To give some examples on the project front, one that is always fun to discuss is a project that we are using a lot in the United States called Charm Industrial. Their job is essentially to convert biomass - which could be an agricultural waste, for example - into oil through a rather complicated process.
They get oil from biological material, which would otherwise rot and emit greenhouse gasses, and then they take that oil and pump it into depleted oil reserves. Basically, they put the oil back into the ground instead of extracting and burning it.
This is a concrete way to show how we are working to support these companies that are reversing climate change.
Why companies that remove co2 should not also calculate total emissions
One of the peculiarities of our approach is that we only deal with carbon removal: we do not calculate companies' emissions.
Other companies that do carbon removal or offsetting go a whole route where they calculate emissions and then offer to offset them.
We think there is a conflict of interest: kind of like having a doctor who works for a pharmaceutical company.
We like to have a separation, and that's why we have created partnerships with a number of different consultants and technology companies that are involved in calculating CO2 emissions. We can be fairly neutral on those numbers. And then it allows us to focus on analyzing carbon removal methods and projects.
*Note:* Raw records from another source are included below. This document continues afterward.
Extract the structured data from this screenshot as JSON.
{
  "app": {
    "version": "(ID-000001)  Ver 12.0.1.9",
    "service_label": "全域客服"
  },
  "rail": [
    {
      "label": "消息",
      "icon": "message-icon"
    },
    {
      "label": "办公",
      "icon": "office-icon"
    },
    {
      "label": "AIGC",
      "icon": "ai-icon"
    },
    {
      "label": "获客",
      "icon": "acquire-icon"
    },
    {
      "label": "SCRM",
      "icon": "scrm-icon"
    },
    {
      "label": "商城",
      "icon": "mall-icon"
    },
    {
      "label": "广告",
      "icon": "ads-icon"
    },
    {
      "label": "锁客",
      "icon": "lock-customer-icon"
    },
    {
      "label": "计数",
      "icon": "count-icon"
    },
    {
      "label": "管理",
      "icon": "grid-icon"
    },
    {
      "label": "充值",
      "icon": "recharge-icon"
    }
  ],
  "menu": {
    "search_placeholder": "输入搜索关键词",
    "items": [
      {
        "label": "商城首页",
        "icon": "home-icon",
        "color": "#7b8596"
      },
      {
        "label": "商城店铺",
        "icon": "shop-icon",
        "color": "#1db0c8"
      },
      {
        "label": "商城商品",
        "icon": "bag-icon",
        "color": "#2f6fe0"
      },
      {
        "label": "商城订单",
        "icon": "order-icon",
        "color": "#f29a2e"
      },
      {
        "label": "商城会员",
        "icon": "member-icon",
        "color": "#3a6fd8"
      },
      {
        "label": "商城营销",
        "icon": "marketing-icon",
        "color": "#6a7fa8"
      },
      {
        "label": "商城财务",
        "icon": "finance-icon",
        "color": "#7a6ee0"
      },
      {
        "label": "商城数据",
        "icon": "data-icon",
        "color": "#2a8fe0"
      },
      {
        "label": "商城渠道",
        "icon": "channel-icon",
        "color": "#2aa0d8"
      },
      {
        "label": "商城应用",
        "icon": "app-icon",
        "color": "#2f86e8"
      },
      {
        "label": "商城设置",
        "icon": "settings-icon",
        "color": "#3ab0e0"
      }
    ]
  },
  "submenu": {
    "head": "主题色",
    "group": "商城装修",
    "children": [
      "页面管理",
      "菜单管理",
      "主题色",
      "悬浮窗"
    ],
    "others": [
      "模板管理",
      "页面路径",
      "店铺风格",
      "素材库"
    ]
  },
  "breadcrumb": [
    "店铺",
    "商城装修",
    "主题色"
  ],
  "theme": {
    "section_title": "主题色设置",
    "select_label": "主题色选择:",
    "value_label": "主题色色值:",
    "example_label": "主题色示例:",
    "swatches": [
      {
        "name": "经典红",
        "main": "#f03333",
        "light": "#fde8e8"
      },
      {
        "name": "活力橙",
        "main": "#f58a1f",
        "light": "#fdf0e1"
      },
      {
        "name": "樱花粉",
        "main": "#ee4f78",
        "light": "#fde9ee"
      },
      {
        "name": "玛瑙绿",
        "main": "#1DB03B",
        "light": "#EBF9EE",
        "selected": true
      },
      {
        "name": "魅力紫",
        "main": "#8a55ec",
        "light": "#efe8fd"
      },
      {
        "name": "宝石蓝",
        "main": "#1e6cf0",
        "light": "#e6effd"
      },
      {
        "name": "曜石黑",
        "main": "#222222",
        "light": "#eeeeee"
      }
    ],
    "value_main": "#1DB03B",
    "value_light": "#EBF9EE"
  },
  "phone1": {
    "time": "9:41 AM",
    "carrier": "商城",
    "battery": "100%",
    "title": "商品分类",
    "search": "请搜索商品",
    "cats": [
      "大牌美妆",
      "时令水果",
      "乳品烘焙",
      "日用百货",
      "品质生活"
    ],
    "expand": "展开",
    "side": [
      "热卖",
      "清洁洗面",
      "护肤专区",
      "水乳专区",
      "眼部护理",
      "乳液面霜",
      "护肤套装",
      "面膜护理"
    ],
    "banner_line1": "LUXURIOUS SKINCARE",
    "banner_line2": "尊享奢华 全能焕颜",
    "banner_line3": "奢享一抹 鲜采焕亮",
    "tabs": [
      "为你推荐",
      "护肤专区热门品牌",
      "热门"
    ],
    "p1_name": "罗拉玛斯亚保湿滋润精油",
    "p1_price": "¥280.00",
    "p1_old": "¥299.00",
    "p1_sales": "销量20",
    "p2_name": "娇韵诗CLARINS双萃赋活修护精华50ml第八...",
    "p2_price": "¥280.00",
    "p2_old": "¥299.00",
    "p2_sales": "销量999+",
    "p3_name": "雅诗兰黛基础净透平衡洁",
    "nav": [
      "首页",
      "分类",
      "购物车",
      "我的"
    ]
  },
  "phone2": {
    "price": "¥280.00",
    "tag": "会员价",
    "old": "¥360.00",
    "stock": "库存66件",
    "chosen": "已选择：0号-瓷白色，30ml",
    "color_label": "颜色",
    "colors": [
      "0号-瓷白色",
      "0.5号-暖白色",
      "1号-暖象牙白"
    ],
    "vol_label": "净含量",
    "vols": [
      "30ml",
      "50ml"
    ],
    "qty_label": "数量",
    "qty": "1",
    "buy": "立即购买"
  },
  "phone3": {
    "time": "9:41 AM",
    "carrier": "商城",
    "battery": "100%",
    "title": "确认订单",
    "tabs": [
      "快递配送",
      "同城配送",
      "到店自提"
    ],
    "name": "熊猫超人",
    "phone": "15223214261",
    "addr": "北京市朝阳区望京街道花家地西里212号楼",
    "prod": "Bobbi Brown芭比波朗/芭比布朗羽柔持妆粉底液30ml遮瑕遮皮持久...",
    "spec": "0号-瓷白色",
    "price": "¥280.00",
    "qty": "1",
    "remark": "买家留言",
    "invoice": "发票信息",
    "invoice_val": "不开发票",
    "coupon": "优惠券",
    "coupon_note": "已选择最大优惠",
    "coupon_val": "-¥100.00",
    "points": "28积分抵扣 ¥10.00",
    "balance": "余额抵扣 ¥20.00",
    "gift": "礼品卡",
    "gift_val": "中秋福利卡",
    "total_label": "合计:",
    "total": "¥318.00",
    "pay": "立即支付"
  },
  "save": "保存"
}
Because if we were to build an entire company around calculating emissions, it would be a completely different business.
The main challenges to be faced in the process of developing the Klimate project
In this kind of two-sided activity, there is always the chicken-and-egg problem.
We have access to some really interesting carbon removal projects, and to get them started, they need a lot of capital and a lot of demand before they can actually develop the project.
On the other hand, we have very ambitious companies that want to do a lot, but it is difficult to get these things done at the right time. This is precisely the problem we are trying to solve.
We are introducing the financing aspect so that we can help pre-finance these projects and get new projects off the ground without necessarily having the company that will buy the credits ready.
Is the market ready for these kinds of services?
A very specific niche market is ready for these kinds of services, but the “good thing” is that the supply is very, very limited.
What we are trying to do is to take that small niche market where there is demand and a small amount of supply, and then really accelerate the scale of this industry.
If you look at all the research, it is clear that this sector is going to become huge. We just want to make sure that happens even faster, because otherwise it will be more or less impossible to stay within the Paris Agreement targets, or it will take a long time to get back to those targets.
In my personal opinion, the most realistic scenario is that we will exceed those targets, but we are working to figure out how sooner we can get back to a two-degree temperature increase over pre-industrial levels.
It's about reducing the amount of CO2 in the atmosphere.